X = [0.4079 + 0.0000i 0.7532 + 0.0030i 0.9791 + 0.0272i 0.9335 - 0.0036i;
0.7532 - 0.0030i 1.2288 + 0.0000i 1.3074 + 0.0052i 0.9791 + 0.0272i;
0.9791 - 0.0272i 1.3074 - 0.0052i 1.2288 + 0.0000i 0.7532 + 0.0030i;
0.9335 + 0.0036i 0.9791 - 0.0272i 0.7532 - 0.0030i 0.4079 + 0.0000i];
Not even close to being possible. Lets see why.
rank(X)
ans =
4
svd(X)
ans =
3.7714
0.62027
0.11221
0.010048
Only if the rank of X was 1, i.e., it had 1 non-zero singular values, and 3 essentially zero values, could you do this.
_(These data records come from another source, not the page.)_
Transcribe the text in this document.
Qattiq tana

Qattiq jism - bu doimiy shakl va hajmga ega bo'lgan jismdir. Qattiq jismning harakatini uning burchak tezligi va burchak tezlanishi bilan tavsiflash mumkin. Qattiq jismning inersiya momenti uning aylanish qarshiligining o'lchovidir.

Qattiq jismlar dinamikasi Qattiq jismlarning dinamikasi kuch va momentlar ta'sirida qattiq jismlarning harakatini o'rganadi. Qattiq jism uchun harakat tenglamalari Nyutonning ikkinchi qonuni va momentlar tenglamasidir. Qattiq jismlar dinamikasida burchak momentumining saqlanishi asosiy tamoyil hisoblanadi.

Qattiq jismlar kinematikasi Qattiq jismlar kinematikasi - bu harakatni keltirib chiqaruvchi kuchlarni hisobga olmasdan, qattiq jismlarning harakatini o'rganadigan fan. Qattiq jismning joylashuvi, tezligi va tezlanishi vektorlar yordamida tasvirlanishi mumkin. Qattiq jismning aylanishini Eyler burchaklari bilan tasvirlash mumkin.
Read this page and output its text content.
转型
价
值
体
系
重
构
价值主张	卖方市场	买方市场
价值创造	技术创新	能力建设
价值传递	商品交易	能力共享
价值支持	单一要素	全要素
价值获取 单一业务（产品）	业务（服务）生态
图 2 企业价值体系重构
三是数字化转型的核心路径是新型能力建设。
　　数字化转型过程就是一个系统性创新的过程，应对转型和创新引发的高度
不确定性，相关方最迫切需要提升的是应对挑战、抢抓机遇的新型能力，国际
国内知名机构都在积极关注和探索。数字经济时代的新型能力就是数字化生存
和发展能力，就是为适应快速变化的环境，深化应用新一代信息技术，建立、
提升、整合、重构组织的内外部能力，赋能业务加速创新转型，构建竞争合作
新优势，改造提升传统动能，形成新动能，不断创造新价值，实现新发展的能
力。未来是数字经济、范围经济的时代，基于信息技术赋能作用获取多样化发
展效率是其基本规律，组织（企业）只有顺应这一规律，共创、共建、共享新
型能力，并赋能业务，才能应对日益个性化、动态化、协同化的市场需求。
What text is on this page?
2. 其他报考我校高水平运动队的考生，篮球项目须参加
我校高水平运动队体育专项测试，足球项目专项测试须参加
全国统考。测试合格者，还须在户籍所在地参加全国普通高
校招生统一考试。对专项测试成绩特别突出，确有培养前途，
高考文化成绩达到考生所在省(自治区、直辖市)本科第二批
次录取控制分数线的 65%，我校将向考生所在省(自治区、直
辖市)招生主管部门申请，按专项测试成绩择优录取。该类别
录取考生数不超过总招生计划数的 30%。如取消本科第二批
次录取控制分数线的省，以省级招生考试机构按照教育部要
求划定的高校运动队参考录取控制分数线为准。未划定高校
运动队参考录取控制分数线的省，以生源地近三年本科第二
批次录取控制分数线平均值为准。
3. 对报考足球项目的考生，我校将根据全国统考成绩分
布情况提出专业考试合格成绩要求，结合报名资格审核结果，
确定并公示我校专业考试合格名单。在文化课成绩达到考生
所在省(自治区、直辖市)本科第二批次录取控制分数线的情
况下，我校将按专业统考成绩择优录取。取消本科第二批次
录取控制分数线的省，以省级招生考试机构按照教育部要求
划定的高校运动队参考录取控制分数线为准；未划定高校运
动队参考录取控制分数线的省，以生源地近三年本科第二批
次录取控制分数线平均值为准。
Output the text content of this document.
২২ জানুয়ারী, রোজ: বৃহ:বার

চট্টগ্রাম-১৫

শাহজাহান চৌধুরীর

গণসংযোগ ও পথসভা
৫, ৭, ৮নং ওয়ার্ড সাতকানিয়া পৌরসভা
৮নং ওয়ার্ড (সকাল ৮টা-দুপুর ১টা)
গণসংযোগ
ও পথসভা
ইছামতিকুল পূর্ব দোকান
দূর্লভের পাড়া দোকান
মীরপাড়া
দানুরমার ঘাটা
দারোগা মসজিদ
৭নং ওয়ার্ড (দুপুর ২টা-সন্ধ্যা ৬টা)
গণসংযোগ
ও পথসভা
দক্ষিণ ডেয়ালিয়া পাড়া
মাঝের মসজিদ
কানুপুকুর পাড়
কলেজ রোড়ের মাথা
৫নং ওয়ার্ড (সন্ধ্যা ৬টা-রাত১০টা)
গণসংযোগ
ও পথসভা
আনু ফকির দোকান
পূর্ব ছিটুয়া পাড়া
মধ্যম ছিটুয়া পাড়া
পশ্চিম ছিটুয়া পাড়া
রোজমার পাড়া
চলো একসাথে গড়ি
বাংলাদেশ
The point is, to represent the matrix as an outer product of two vectors, i.e., x'*y, where x and y are row vectors, the result would have rank 1. That is a fundamental of linear algebra.
As you can see, that is clearly not true. Simply wanting to do the impossible is not an option. Case closed, IF you want an exact solution.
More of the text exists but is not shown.